Cancer puts everyone on the same footing. We all sit in the same lines. Stunned into virtual senselessness, everyone relies on their spouses to keep track when their minds carry them elsewhere during briefings with doctors.

Absolute boredom punctuated by moments of panic. That feeling has been ascribed to the soldier in combat and likewise the person with cancer. I can think of none better.

The cancers, of course, vary wildly. Chronic myelogenous leukemia sounds imminently treatable. But that the ‘magic bullet’, the one described happily by Blake as the key to his continued good health, was available to all.

What kind of cancer, the stage of its advancement, the array of weapons to battle it and not unimportantly, the marrow-deep desire of the sick person to stay alive, all these things determined the fortunes of Mario Lemieux, Saku Koivu, Terry Fox, my grandfather, and probably yours.

But the word cancer washes away degrees, factors, details. We all know people who have gotten cancer and died. The commissioner of the league that employs Jason Blake lost both his parents to the disease. Naturally, then, when we hear cancer we assume the worst.

Having cancer means vainly trying to convince a parent who has lost sisters and parents to cancer that you will not go that way.

To know cancer is to fear it. To really know it is to understand its shadings and degrees.

What needs to be said, what has been said by Jason Blake, is that cancer is no longer a death sentence. Most people who get cancer survive, just as I did, just as Lemieux and Koivu did, just as I fervently believe my friend will. The children who contract the same cancer that killed Terry Fox now routinely keep their legs, let alone their lives.

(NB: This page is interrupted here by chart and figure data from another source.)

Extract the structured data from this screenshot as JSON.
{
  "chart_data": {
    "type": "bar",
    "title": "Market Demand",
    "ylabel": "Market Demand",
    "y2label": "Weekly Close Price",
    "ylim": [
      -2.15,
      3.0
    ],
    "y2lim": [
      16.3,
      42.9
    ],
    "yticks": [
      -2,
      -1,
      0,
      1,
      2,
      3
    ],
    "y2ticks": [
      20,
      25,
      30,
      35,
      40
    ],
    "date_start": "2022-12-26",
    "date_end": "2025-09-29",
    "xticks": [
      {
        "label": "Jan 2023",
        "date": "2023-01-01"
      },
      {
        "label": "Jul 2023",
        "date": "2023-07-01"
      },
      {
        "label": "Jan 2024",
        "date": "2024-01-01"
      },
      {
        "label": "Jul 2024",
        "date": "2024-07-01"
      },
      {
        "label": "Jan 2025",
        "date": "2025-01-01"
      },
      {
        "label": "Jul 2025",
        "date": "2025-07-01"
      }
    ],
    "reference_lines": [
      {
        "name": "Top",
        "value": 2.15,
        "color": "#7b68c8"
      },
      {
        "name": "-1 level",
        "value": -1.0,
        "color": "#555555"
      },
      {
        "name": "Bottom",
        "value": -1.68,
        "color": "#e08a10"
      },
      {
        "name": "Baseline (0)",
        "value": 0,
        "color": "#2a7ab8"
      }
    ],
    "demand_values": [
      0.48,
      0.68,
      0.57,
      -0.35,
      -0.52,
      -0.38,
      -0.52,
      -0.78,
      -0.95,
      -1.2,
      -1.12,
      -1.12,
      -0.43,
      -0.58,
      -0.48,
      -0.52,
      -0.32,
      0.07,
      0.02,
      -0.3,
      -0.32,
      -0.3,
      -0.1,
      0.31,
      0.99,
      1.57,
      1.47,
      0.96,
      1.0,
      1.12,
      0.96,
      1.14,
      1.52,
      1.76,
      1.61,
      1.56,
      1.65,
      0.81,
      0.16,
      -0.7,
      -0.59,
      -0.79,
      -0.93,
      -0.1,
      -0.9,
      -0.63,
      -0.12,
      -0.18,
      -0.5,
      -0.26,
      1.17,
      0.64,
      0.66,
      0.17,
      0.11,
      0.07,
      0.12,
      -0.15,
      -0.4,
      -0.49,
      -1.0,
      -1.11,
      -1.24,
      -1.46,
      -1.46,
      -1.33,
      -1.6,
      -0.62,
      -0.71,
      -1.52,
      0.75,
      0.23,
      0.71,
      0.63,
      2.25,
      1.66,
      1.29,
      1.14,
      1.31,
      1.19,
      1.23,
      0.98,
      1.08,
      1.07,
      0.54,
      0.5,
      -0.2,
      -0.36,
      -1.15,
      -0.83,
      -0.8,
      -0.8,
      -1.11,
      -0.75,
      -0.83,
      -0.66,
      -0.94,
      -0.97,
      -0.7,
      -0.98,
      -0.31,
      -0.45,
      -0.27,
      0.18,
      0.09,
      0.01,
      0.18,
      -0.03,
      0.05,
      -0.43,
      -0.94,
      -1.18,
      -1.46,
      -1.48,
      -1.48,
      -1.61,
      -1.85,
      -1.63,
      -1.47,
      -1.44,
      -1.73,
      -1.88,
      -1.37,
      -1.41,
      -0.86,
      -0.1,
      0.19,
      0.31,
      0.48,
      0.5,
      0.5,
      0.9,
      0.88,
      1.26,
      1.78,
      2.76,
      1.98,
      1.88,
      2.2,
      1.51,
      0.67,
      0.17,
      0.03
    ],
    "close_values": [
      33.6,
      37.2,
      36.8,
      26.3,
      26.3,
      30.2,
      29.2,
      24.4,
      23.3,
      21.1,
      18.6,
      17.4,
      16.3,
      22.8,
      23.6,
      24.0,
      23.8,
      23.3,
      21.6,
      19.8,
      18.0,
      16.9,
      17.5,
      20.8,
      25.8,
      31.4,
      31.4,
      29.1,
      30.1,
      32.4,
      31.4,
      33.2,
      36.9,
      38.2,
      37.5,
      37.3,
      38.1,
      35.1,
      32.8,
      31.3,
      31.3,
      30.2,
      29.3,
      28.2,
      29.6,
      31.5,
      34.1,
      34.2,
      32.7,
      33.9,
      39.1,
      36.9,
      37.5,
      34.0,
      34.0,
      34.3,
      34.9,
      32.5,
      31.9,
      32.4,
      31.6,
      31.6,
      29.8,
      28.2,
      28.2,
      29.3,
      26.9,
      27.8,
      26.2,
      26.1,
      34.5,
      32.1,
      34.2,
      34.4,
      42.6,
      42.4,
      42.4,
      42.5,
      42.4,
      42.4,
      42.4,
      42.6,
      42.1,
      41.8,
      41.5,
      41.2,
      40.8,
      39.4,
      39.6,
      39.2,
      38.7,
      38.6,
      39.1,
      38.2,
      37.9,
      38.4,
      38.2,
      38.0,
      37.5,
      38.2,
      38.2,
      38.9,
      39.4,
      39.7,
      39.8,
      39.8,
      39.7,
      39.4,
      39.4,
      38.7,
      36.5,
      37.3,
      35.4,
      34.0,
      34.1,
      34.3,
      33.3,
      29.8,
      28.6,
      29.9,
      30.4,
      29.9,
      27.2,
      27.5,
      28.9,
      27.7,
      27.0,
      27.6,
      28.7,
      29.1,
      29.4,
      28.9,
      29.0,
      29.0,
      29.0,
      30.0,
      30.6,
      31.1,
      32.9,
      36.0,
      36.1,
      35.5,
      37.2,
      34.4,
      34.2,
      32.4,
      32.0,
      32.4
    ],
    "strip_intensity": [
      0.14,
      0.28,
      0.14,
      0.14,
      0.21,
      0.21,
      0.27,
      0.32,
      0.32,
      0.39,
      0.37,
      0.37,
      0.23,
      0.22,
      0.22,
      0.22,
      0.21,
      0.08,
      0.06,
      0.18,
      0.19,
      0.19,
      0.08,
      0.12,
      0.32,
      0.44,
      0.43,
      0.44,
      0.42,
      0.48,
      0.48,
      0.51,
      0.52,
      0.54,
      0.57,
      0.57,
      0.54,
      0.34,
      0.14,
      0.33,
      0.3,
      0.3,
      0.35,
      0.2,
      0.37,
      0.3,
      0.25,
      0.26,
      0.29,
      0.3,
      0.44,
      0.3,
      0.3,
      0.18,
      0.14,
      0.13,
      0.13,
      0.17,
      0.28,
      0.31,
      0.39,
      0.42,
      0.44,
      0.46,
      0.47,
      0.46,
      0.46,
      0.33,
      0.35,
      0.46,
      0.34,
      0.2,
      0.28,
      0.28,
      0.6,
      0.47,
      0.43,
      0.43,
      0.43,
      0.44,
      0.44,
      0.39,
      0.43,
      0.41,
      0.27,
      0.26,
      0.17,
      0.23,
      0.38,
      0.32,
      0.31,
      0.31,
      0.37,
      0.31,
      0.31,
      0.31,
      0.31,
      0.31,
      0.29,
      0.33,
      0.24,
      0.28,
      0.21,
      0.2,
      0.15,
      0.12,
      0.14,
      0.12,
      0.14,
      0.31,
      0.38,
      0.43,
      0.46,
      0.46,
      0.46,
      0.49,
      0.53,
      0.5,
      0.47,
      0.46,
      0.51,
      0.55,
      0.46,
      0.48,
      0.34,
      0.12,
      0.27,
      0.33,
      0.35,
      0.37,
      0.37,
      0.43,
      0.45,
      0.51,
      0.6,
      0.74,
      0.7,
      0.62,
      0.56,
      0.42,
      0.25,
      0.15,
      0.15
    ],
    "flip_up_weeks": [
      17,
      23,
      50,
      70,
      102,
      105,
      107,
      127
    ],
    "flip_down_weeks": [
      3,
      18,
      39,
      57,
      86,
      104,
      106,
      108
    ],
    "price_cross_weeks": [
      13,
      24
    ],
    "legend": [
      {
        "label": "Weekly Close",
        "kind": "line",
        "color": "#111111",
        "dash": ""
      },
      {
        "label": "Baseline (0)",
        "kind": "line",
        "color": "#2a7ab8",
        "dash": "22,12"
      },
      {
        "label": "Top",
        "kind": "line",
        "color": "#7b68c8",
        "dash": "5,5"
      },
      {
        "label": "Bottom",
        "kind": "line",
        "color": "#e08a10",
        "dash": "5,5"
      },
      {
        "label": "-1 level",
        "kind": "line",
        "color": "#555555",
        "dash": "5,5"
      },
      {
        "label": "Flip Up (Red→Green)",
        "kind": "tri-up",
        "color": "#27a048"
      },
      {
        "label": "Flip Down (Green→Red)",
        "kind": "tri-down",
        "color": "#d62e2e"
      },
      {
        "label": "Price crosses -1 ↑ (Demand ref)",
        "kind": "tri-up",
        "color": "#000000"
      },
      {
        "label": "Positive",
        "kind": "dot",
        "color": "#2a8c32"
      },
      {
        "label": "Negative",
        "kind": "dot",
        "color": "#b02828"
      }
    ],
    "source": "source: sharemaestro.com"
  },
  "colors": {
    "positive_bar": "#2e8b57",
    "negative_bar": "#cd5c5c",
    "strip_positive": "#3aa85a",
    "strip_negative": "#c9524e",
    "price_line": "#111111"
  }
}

People with Cancer understand this. They quickly move past the shock to the drudgery that is getting well, or being rendered sick before they can get better.

The toughest part of cancer isn’t usually the disease. It is routinely painless. The agony is in the concern for loved ones. Thoughts of his child, not concern for himself, drew tears from Jason Blake, Monday.

Getting cancer means letting everyone know what’s going on, keeping everyone jolly and when you can, finding a little time for yourself.

It is the most intensely personal yet awkwardly public of acts. It is a perilous journey, but not an uncommon one. I am no more able to help or illuminate Jason Blake than you.

Like you, I can only sincerely wish him safe passage.